The winds got stronger and stronger last night until, at about quarter to three, I had to go and sleep on the sofa in the living room downstairs, as I had convinced myself that the chimney was going to come crashing down on my head while I slept in my bed. In the great storm of October 1987, the chimney of the house opposite us in London was blown straight through their roof into the house; miraculously hurting no-one, so worrying about this was not completely stupid, if a bit night-brained.Perhaps because of my lack of a good sleep and or because I must admit that, for some time now, I haven’t been in the greatest of moods, I woke up to a beautiful, if still blustery, day feeling massively negative. So to try to fight my lethargy, I took myself out for a bracing walk. I meant to go up to Lydeard Hill but the road was closed, so I carried on down to Cothelstone Manor, where I’ve never actually walked before, although I’ve stopped and taken pictures. I didn’t have my big camera with me today, so these are just phone photos but I think you’ll get the jist of what a lovely place it is.
As if to make up for yesterday’s ghastliness, the sun shone and everything looked brilliant and clean and, um, bracing. The wind was still howling. But I walked for a while, although footpaths were a bit hard to follow, electric fencing in their way here and there, which always makes me cross. I could still get round though, and made my way up the elegant drive and round to the tiny church.
Cothelstone must have been quite a thriving community when it was originally built in the 12th century to have warranted such a church – although it is tiny. It’s certainly more than a family chapel. There are a quite a large number of buildings here, some in total disrepair, some well maintained. The estate was hugely renovated in the nineteenth century, having been through many changes of fortune. Having a place like this must be such a burden – it’s certainly not for everyone. There are a number of parts that are obviously inhabited: cottages, the main house, and a secondary, quite large, house and lots and lots of outbuildings. All built out of the local red sandstone, softened by age to a wonderful, delicate pink.

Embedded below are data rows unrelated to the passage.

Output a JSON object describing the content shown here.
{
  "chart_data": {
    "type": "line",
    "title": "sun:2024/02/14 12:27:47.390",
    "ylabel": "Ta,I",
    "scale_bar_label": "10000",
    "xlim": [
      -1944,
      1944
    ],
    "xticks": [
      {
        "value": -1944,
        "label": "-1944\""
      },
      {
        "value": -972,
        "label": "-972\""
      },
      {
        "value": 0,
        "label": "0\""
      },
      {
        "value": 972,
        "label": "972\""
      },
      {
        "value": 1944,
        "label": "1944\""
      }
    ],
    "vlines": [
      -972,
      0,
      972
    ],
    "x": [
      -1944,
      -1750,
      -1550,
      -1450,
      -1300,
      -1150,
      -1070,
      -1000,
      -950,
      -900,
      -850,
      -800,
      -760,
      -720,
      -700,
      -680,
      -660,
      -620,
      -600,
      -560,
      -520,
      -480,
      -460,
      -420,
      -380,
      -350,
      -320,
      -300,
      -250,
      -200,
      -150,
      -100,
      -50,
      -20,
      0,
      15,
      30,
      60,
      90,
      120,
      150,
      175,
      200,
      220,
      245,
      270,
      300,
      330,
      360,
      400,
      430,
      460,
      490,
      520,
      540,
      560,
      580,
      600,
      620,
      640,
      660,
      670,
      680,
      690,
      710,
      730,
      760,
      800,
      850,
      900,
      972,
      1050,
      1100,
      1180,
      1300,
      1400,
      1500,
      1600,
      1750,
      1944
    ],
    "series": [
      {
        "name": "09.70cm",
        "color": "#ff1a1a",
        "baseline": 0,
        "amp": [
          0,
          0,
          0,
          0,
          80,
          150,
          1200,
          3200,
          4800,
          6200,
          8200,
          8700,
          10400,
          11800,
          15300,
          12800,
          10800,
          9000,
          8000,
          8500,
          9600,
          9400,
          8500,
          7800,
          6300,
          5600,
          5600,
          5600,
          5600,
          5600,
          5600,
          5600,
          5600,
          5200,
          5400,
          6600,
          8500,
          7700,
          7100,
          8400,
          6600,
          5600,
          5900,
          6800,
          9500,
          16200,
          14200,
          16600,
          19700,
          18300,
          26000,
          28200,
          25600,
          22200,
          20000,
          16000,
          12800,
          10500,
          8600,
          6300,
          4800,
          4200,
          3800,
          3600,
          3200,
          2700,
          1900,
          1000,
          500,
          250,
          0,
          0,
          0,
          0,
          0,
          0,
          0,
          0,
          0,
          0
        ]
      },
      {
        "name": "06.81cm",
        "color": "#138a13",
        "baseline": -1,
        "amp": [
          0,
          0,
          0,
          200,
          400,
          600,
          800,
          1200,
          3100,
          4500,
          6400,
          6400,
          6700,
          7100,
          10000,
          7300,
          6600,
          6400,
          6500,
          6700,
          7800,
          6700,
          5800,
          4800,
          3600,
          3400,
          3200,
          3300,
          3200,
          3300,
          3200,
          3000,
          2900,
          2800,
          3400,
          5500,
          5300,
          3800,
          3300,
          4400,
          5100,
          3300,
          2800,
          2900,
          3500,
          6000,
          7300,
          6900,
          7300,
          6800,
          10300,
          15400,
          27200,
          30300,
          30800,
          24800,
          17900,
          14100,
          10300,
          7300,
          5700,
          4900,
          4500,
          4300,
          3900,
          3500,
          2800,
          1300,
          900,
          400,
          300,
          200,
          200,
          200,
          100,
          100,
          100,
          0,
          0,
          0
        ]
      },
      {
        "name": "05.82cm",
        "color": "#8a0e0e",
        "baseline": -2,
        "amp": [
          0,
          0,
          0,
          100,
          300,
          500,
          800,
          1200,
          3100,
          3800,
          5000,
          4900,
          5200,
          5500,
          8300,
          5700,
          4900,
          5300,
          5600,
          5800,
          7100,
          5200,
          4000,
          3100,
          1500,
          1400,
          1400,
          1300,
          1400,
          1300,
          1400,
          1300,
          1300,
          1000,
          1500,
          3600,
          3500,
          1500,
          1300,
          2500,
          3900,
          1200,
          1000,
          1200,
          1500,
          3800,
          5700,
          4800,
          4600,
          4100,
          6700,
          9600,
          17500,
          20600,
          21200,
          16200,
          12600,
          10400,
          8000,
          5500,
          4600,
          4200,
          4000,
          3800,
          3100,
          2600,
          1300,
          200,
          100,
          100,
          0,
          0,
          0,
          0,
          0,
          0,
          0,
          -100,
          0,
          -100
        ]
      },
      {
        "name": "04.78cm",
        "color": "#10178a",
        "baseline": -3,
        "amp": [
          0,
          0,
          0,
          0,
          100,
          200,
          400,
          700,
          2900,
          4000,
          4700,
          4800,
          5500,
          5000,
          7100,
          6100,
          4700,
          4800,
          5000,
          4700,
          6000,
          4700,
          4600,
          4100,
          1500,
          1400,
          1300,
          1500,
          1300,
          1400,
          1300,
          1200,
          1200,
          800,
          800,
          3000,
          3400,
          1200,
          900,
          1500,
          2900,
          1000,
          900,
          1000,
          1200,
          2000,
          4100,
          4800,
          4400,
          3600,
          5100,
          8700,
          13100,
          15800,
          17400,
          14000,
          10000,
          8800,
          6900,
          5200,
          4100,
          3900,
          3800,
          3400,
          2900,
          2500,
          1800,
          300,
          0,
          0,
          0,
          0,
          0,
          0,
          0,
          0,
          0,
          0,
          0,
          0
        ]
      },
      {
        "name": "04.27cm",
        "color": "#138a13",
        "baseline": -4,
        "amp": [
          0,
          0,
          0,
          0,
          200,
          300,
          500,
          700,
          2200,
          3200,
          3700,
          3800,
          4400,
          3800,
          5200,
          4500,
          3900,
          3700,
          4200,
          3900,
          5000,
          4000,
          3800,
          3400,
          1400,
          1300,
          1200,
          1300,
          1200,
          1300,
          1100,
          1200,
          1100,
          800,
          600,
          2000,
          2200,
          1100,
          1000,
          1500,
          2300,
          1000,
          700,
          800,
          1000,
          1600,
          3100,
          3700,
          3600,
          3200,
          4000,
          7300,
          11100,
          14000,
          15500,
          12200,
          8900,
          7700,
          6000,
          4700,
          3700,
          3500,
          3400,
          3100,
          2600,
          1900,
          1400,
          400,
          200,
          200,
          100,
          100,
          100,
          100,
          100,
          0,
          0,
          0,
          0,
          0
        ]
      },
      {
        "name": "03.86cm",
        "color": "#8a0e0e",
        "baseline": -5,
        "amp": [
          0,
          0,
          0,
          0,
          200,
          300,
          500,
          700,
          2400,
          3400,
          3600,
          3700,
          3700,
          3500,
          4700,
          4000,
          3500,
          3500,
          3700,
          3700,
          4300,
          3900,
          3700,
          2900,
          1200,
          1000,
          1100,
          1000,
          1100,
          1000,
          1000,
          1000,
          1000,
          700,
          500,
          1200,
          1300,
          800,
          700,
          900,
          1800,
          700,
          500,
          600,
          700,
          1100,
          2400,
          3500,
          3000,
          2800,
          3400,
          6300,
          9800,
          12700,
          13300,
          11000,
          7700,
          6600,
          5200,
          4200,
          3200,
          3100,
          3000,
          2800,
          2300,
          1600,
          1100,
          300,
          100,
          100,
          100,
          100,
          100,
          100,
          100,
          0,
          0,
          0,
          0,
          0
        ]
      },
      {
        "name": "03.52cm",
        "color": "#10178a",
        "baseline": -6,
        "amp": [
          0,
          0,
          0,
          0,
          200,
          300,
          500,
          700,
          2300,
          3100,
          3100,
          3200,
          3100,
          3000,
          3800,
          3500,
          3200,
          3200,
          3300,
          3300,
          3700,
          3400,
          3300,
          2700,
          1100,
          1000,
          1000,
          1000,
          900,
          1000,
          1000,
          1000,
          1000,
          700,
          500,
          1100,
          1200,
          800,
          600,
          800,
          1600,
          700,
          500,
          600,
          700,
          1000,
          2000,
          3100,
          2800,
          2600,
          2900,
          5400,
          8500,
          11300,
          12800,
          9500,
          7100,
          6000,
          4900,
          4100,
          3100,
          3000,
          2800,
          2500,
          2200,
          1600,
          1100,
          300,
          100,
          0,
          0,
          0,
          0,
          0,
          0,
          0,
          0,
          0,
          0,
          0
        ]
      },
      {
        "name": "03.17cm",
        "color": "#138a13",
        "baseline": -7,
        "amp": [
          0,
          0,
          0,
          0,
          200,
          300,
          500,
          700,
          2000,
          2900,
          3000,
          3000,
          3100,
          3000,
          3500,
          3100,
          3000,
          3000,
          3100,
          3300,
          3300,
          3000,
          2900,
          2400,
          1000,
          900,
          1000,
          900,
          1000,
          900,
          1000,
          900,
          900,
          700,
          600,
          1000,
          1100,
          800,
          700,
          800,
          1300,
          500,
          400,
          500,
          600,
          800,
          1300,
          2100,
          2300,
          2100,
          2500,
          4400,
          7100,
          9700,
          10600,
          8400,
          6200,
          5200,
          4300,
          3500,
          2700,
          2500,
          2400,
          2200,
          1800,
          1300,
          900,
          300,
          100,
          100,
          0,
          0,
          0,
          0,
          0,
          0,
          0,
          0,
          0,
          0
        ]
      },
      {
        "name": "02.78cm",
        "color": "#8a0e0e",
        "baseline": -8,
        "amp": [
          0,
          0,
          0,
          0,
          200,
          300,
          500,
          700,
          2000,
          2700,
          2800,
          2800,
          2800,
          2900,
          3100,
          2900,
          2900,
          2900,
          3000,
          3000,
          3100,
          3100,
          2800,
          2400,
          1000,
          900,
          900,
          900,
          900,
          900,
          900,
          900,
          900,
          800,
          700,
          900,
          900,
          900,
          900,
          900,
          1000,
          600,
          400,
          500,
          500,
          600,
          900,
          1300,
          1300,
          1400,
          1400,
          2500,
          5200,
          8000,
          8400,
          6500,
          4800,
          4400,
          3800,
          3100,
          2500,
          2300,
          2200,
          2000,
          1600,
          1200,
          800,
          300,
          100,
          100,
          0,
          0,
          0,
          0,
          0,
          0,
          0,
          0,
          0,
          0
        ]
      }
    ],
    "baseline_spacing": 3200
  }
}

Unfortunately, the church was locked but it was clearly not in any way abandoned; the porch being full of the usual watering cans, flower rotas and lists of charities. There was a also a small war memorial to those who fell in World War I. One family had lost six members and there were two names from at least four other families. This is always terrible but really does not bear thinking about the effect in a place as minute as this.
As I walked over the meadow back from a small boating lake to the road, the churchyard looked like the archetypal place that you think of when calling to mind a quiet country resting place and it was sad to think that those men had not made it back to lie here.